Казалось бы, какое отношение могло иметь оно к моей жизни? Но почему-то не шла из головы всего лишь эта одна фраза насчет взрыва, после которого ничего нет. Словно она послужила паролем для отворения моего личного сейфа, где бурлили и клубились всевозможные страсти.
Первым делом мне в голову пришла мысль: а интересно, как понимает любовь Юрий Забалуев? Может, для него тоже за взрывом ничего не следует. В какой-то момент я даже расслабилась и подумала, что могла бы поинтересоваться у него об этом лично… Но тут же я стукнула себя по голове: молчать! Почему начато обсуждение запретной темы? Как я могла думать о постороннем женатом мужчине, когда у меня есть своя семья, в которой, несмотря на все мои старания, далеко не все ладно.
Лучше было бы мне вспомнить о своем муже, с которым я вчера впервые поссорилась так серьезно с тех пор, как мы не то чтобы поженились, а вообще познакомились.
И все потому, что я таки осмелилась заговорить с Женей о его бизнесе. Но, видать, неправильно выбрала время. На мой вопрос, может ли он поменять свой бизнес на что-нибудь менее опасное, муж не просто разозлился, взорвался!
— Не дождетесь! — заорал он, вскакивая с табуретки на кухне, где наша маленькая семья ужинала.
Бедный Тошка со страху даже ложку уронил — он не привык к крикам отца. Мы вообще, даже в минуты размолвок, никогда друг на друга не орали.
— И ты туда же! Ну я понимаю, такие советы могут давать враги, но чтобы ты, моя жена!..
«И ты, брутто», — сказало нетто. Мне захотелось глупо захихикать, потому что эти крики отдавали театральностью.
— И кто тебе дал такой же совет? — холодно поинтересовалась я.
Женя тотчас пришел в себя, сел на место и схватился за вилку.
— Да твой распрекрасный Забалуев, кто же еще! — буркнул он, отправляя в рот очередную порцию макарон по-флотски, любимого всей нашей семьей блюда.
— И почему же это он мой? — нахально поинтересовалась я; если мой муж что-то узнал о моем грехе, не промолчит, а если говорит так, чтобы меня задеть, самое время возмутиться…
— Ну, это же к нему ты собиралась идти работать!
— Но ведь не пошла… И чем он свое предложение мотивировал?

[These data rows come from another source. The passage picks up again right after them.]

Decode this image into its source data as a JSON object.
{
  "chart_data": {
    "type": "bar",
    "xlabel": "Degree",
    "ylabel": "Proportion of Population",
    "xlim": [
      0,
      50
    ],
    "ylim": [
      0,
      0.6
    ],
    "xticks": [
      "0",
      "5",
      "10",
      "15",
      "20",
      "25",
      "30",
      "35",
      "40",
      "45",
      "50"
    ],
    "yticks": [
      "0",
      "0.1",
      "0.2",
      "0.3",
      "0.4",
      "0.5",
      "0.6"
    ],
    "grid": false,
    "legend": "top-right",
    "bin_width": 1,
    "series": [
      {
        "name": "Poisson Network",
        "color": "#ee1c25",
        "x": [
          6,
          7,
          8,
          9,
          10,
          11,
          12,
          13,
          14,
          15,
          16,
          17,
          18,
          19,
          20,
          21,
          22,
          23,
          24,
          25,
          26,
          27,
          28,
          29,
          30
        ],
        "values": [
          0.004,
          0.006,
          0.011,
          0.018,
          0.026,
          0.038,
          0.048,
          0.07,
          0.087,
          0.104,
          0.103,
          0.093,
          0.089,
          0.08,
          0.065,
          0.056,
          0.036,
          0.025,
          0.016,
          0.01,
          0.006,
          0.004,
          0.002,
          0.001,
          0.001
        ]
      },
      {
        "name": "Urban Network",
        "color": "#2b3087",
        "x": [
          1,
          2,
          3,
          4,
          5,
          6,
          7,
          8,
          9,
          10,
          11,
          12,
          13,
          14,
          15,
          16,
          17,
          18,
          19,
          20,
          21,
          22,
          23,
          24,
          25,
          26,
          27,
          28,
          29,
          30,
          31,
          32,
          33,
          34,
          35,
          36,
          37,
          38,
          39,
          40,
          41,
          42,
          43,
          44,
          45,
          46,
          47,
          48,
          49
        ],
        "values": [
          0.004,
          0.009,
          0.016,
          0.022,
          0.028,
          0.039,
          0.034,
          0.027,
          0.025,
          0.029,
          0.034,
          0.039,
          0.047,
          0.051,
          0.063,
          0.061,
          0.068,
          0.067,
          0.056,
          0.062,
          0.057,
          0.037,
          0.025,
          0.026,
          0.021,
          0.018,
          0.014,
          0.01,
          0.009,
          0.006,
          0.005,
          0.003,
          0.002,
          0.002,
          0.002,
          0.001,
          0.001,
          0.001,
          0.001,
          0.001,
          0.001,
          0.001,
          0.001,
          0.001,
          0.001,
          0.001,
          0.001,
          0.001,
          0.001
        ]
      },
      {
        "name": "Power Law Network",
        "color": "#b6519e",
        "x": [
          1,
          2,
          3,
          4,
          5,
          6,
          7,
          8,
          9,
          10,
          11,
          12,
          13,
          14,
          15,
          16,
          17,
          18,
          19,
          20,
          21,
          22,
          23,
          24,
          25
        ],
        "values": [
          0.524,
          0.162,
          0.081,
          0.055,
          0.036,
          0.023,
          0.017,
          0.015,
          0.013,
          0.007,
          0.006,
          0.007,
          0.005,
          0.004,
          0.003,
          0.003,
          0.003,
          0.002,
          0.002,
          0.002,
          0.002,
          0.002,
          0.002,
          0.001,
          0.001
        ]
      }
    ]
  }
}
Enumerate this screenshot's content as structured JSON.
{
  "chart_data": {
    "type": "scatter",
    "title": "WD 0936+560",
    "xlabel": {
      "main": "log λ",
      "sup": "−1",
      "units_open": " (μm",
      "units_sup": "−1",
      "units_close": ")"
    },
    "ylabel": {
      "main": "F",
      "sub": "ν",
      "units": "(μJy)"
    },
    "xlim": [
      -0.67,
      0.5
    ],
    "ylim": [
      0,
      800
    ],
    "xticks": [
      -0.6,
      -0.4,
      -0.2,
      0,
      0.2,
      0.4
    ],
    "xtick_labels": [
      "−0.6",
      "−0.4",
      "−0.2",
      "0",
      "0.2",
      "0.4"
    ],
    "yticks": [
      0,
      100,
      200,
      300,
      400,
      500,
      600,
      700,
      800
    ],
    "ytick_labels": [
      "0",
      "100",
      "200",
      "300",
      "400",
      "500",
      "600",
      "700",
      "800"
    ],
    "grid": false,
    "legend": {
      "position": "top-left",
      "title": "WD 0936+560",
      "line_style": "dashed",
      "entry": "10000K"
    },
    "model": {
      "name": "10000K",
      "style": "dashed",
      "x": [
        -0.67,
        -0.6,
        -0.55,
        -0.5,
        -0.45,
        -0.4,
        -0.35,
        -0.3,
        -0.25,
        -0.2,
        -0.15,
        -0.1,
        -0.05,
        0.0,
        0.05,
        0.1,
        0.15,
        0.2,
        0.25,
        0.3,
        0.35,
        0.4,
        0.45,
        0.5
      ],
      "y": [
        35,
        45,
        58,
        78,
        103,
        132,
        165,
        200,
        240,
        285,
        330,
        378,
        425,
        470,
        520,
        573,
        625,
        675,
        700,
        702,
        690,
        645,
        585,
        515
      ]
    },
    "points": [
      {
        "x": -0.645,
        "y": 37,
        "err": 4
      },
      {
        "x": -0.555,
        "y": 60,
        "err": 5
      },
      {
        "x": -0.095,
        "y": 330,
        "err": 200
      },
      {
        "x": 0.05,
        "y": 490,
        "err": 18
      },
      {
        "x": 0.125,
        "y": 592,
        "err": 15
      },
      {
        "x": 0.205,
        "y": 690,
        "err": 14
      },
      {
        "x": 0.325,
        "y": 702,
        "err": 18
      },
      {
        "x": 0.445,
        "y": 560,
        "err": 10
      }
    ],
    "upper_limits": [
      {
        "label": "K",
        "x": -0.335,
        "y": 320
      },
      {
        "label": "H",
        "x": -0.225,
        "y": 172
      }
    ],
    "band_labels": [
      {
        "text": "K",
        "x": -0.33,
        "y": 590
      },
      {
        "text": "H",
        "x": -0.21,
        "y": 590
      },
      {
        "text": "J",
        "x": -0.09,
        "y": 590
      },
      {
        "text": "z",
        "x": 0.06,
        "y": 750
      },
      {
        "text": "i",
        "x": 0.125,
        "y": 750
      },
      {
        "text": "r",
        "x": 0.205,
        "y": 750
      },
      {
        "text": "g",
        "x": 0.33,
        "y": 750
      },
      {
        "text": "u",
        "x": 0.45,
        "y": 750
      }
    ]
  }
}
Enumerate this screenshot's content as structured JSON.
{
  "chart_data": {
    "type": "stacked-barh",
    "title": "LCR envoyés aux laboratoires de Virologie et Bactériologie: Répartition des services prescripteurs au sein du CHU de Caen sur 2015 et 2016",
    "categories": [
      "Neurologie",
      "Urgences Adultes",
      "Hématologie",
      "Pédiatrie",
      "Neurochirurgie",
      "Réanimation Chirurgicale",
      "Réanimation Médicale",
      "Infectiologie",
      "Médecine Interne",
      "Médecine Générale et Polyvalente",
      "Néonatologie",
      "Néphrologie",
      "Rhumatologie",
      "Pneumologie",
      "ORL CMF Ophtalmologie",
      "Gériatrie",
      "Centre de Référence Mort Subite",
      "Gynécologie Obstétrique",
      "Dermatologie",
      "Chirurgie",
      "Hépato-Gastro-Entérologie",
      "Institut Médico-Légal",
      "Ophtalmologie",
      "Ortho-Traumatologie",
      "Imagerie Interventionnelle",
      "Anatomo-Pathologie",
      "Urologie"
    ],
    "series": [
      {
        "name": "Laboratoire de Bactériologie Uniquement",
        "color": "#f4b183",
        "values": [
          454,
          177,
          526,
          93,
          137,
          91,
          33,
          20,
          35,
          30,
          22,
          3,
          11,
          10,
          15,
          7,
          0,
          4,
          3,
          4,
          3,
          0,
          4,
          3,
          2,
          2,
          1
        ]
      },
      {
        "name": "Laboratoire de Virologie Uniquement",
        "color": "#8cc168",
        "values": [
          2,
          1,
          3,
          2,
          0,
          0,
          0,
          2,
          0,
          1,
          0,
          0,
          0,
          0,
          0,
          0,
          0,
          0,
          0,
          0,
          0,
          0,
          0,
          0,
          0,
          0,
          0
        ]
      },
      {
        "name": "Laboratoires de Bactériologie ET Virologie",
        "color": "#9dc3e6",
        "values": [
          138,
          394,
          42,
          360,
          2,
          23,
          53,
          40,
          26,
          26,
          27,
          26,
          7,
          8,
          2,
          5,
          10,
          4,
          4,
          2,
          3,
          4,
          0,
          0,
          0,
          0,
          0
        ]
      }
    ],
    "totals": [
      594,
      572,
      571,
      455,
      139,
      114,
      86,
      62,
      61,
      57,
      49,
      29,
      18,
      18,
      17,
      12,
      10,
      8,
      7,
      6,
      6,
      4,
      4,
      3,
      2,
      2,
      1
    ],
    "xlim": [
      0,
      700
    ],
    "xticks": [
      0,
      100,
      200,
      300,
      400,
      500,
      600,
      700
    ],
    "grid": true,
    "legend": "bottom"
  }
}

— Чем, чем, все тем же! Я обратился к нему за советом. Как к маэстро нашего дела. А он говорит: может, вы хотите продать свою базу, я слышал, за нее предлагают очень хорошие деньги.
— А ты?
— А что — я? Я спросил, и где мне в таком случае работать?
— А он?
Я понимала, что, будто ребенок, пристаю к нему с дурацкими вопросами, но не могла остановиться.
— Предложил мне идти работать к нему. Главным экономистом.
Я ахнула: да о таком месте небось мечтает любой экономист.
— И ты не согласился?
— Конечно. У меня есть свой бизнес. И мне не нужны подачки от крутых дядек!
Недаром говорят, что всякому человеку в жизни представляется хотя бы один шанс изменить неудавшуюся жизнь или исправить роковую ошибку, но мало кто этот шанс использует.
Как было бы здорово, уйди Женя под крыло к Забалуеву. Никто не посмел бы ему угрожать, мы могли бы жить достаточно обеспеченно и в то же время спокойно, но нет! Его, видите ли, оскорбляет, что кто-то — пусть и маэстро! — может усомниться в его способностях бизнесмена! Конечно, лучше воевать со всем светом, чем сесть и подумать.
Нет, подумать он не хотел. Он хотел с Забалуевым разговаривать на равных, но даже мне, мало смыслящей в их деле, было ясно, что равным Забалуеву мой Женя никогда не станет. Не потому, что он глупее, а потому, что Забалуев сидит на своем месте, а мой муж — нет.
Я не видела в этом ничего постыдного. Например, хоть и говорят, что я — чуть ли не золотое перо, я никогда не буду писать так, как моя любимая журналистка Чаковская. Не буду, и все, не дал Бог. То есть если у меня и была его искра, то у Чаковской полыхал костер!
К сожалению, не могут все быть гениями. Что ж мечтать о несбыточном.
Да, если бы каждый из нас просто делал свое дело хорошо, трудно и представить, где бы мы сейчас были!